Hari Minggu pagi aku bangun tidur jam 9, semuanya terasa indah setelah kuingat kembali kejadian tadi malam. Aku harus berpikir untuk mengatur bagaimana cara membawa Fira ke dalam keluargaku, terutama membuat Ibu menerima kenyataan bahwa aku memilih Fira ketimbang Pipit. Kulirik jam dikamarku, Fira berangkat ke airport jam 11 karena pesawatnya berangkat jam dua siang. Aku sudah bilang akan mengantarkan dia ke airport. Setelah semalam, rasanya aku tak sabar ingin segera bertemu dengannya, rasanya aku kembali seperti remaja yang baru jatuh cinta. Aku bangkit dari tempat tidur dan langsung menuju kamar mandi. Selesai mandi dan berpakaian, aku keluar dan kulihat Ibu sedang menonton TV bersama dengan Ayah. Aku menghampiri Ibu, tiba-tiba ada perasaan ingin memeluk Ibu. Aku duduk disebelahnya sambil merangkul bahunya andai semudah itu mengatakan kepada Ibu bahwa aku sudah tahu perasaanku yang sebenarnya. Aku takut kalau Ibu bereaksi tidak seperti yang kuharapkan.
"Mau kemana lagi Ran? Tadi malam kamu pulang jam berapa?" Ibu seperti menyelidikiku.
"Ngobrol di rumah teman Bu." Aku menjawab sekenanya. Instingku mengatakan tidak bijaksana untuk membicarakan masalah Fira saat ini, aku ingin semuanya berjalan mulus. Aku langsung pamit kepada Ibu.
Aku juga tidak ingin mengatakan rencanaku pagi ini, karena tidak ingin  Ibu menghubungkan Fira dengan putusnya aku dan Pipit. Jam 10.30 aku sampai di rumah Fira, aku bertemu dengan Mama dan Papanya, mereka sedang menonton tv. Seperti biasa mereka sangat ramah kepadaku, aku merasa sangat dekat dengan mereka. Kelihatannya Fira pun belum bercerita tentang kami kepada mereka, bagaimanapun orang tua Fira tahu kalau aku punya pacar Pipit makanya mereka percaya bahwa hubungan kami hanya sahabat. Dengan berubahnya status saat ini, memang kami perlu sedikit hati-hati supaya tidak ada diantara orang-orang yang kami sayangi itu menjadi berbalik menentang hubungan ini. Aku dan Fira sepakat untuk menyimpan hubungan kami untuk sementara waktu sampai kami yakin bisa membuat mereka mengerti.

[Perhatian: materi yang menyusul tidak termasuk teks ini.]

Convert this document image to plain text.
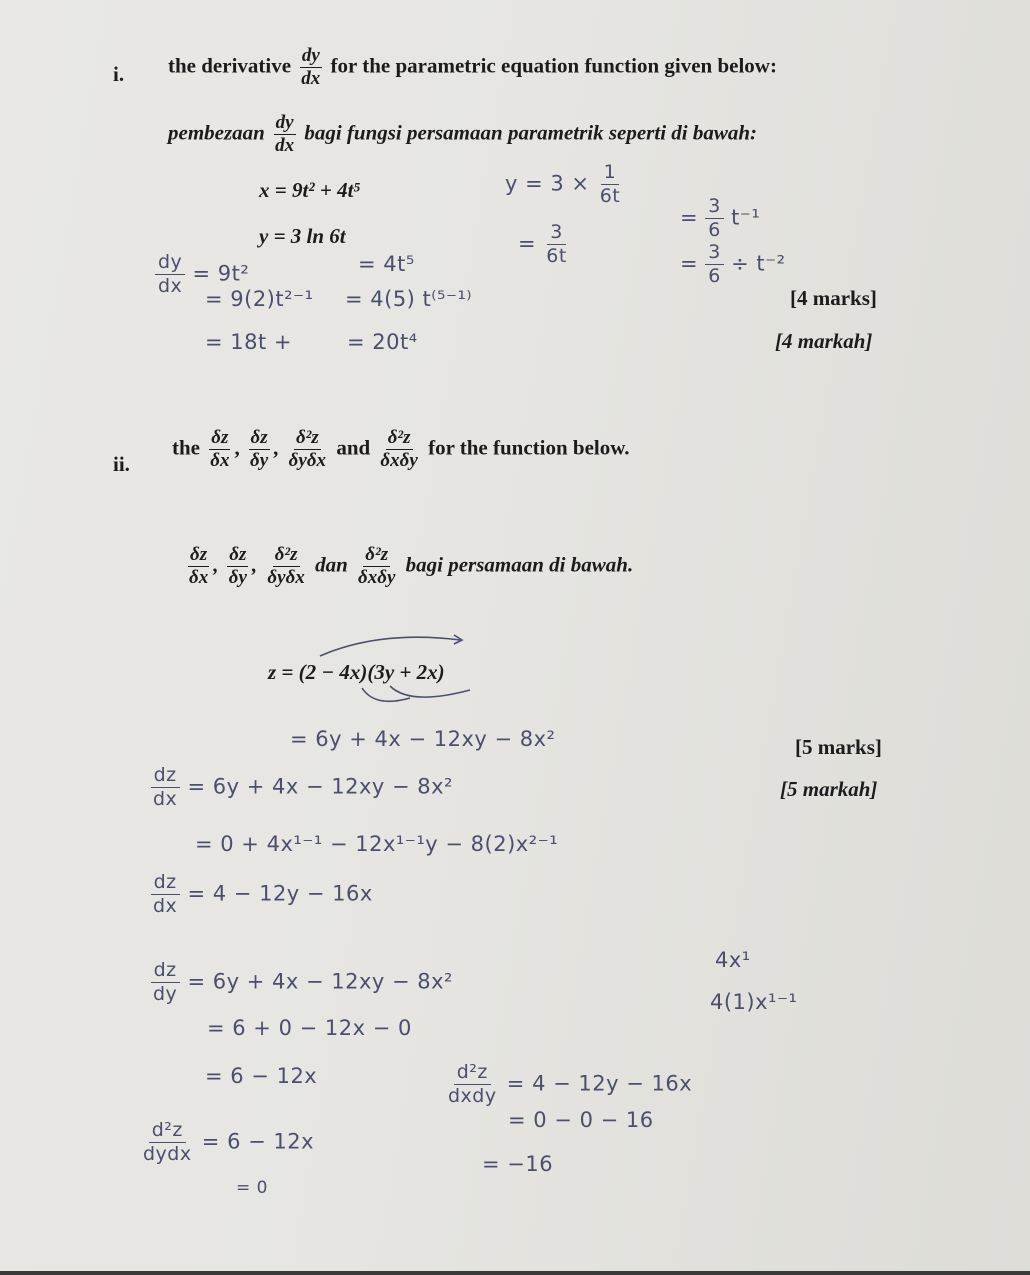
i. the derivative $\frac{dy}{dx}$ for the parametric equation function given below:
pembezaan $\frac{dy}{dx}$ bagi fungsi persamaan parametrik seperti di bawah:
x = 9t² + 4t⁵
y = 3 ln 6t
[4 marks]
[4 markah]
$y = 3 \times \frac{1}{6t}$
= $\frac{3}{6} t^{-1}$
= $\frac{3}{6t}$	= $\frac{3}{6} \div t^{-2}$
$\frac{dy}{dx} = 9t^2$	= 4t⁵
= 9(2)t²⁻¹ = 4(5) t⁽⁵⁻¹⁾
= 18t +	= 20t⁴
ii.
the $\frac{\delta z}{\delta x}$ , $\frac{\delta z}{\delta y}$ , $\frac{\text{δ²z}}{\text{δyδx}}$ and $\frac{\text{δ²z}}{\text{δxδy}}$ for the function below.
$\frac{\delta z}{\delta x}$ , $\frac{\delta z}{\delta y}$ , $\frac{\text{δ²z}}{\text{δyδx}}$ dan $\frac{\text{δ²z}}{\text{δxδy}}$ bagi persamaan di bawah.
z = (2 − 4x)(3y + 2x)
[5 marks]
[5 markah]
= 6y + 4x − 12xy − 8x²
$\frac{dz}{dx} = 6y + 4x - 12xy - 8x^2$
= 0 + 4x¹⁻¹ − 12x¹⁻¹y − 8(2)x²⁻¹
$\frac{dz}{dx} = 4 - 12y - 16x$
$\frac{dz}{dy} = 6y + 4x - 12xy - 8x^2$
= 6 + 0 − 12x − 0
= 6 − 12x
4x¹
4(1)x¹⁻¹
$\frac{\text{d²z}}{\text{dxdy}} = 4 - 12y - 16x$
= 0 − 0 − 16
= −16
$\frac{\text{d²z}}{\text{dydx}} = 6 - 12x$
= 0
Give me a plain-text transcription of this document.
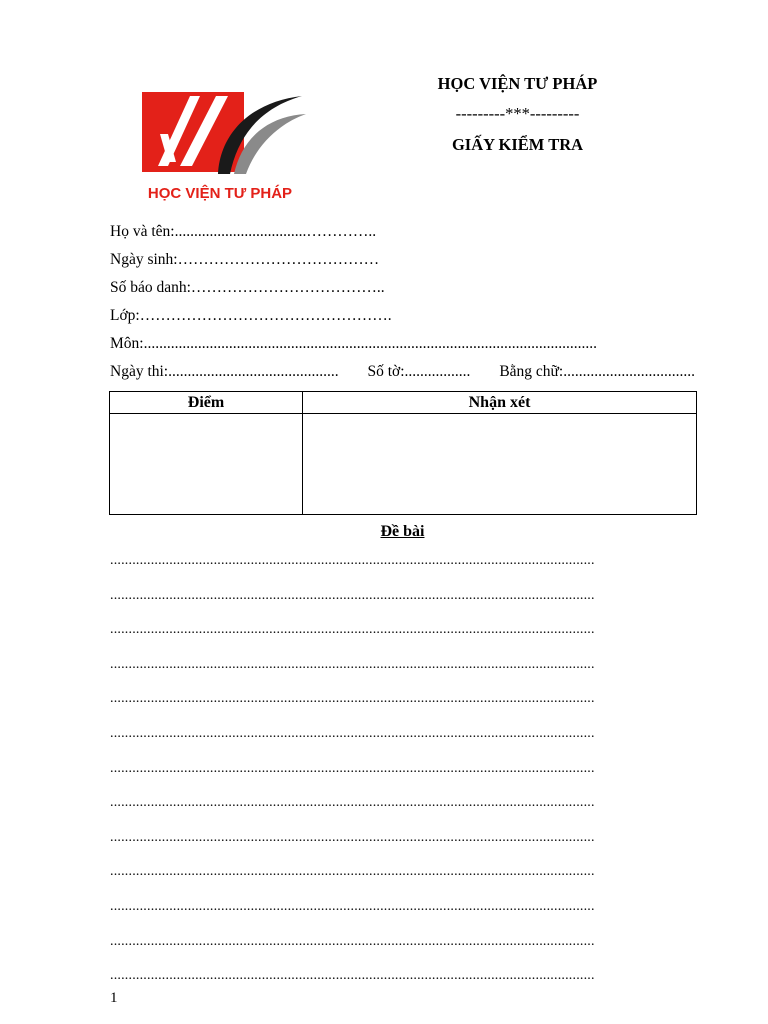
HỌC VIỆN TƯ PHÁP
HỌC VIỆN TƯ PHÁP
---------***---------
GIẤY KIỂM TRA
Họ và tên:..................................…………..
Ngày sinh:…………………………………
Số báo danh:………………………………..
Lớp:………………………………………….
Môn:.....................................................................................................................
Ngày thi:............................................ Số tờ:................. Bằng chữ:..................................
Điểm	Nhận xét

Đề bài
...................................................................................................................................
...................................................................................................................................
...................................................................................................................................
...................................................................................................................................
...................................................................................................................................
...................................................................................................................................
...................................................................................................................................
...................................................................................................................................
...................................................................................................................................
...................................................................................................................................
...................................................................................................................................
...................................................................................................................................
...................................................................................................................................
1
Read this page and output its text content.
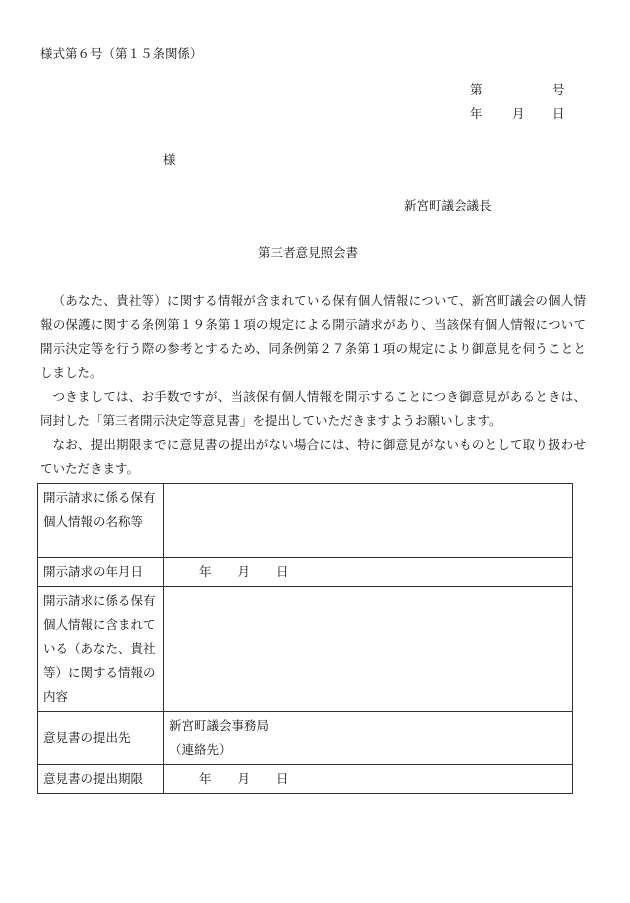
様式第６号（第１５条関係）
第	号
年 月 日
様
新宮町議会議長
第三者意見照会書

（あなた、貴社等）に関する情報が含まれている保有個人情報について、新宮町議会の個人情報の保護に関する条例第１９条第１項の規定による開示請求があり、当該保有個人情報について開示決定等を行う際の参考とするため、同条例第２７条第１項の規定により御意見を伺うこととしました。

つきましては、お手数ですが、当該保有個人情報を開示することにつき御意見があるときは、同封した「第三者開示決定等意見書」を提出していただきますようお願いします。

なお、提出期限までに意見書の提出がない場合には、特に御意見がないものとして取り扱わせていただきます。

開示請求に係る保有個人情報の名称等	
開示請求の年月日	年 月 日
開示請求に係る保有個人情報に含まれている（あなた、貴社等）に関する情報の内容	
意見書の提出先	新宮町議会事務局
（連絡先）

意見書の提出期限	年 月 日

"Maaf ya Randy, Fira jadi ngerepotin. Kelihatannya Fira sering sekali ngerepotin kamu ya." Mamanya Fira berkata.
"Tidak apa-apa tante, kasihan Fira kalau berangkat sendiri, kebetulan saya lagi sempat kok." Fira berdiri di belakang orang tuanya, menggodaku, bibirnya menirukan ucapan 'I love you'. Tentu saja aku tidak bisa melakukan apa-apa selain melihat kearahnya, penuh debaran, cantik sekali dia pagi ini dengan jeans pudar dan blus putih. Seandainya saja aku bisa menemani dia ke Bali. Aku bahkan sudah punya niat akan membawa Fira ke sana pada waktu honey moon kami nanti. Akhirnya Fira siap untuk berangkat, dia hanya membawa satu tas pakaian kecil. Aku membantu dia membawakan tas itu ke dalam mobil lalu berpamitan dengan orang tuanya. Setelah keluar dari pekarangan rumahnya baru Fira menyapaku dengan manja,
"Hai...bisa tidur tadi malam?" Fira menyentuh tanganku, aku membalas meremas jemarinya yang halus. Aku menggeleng.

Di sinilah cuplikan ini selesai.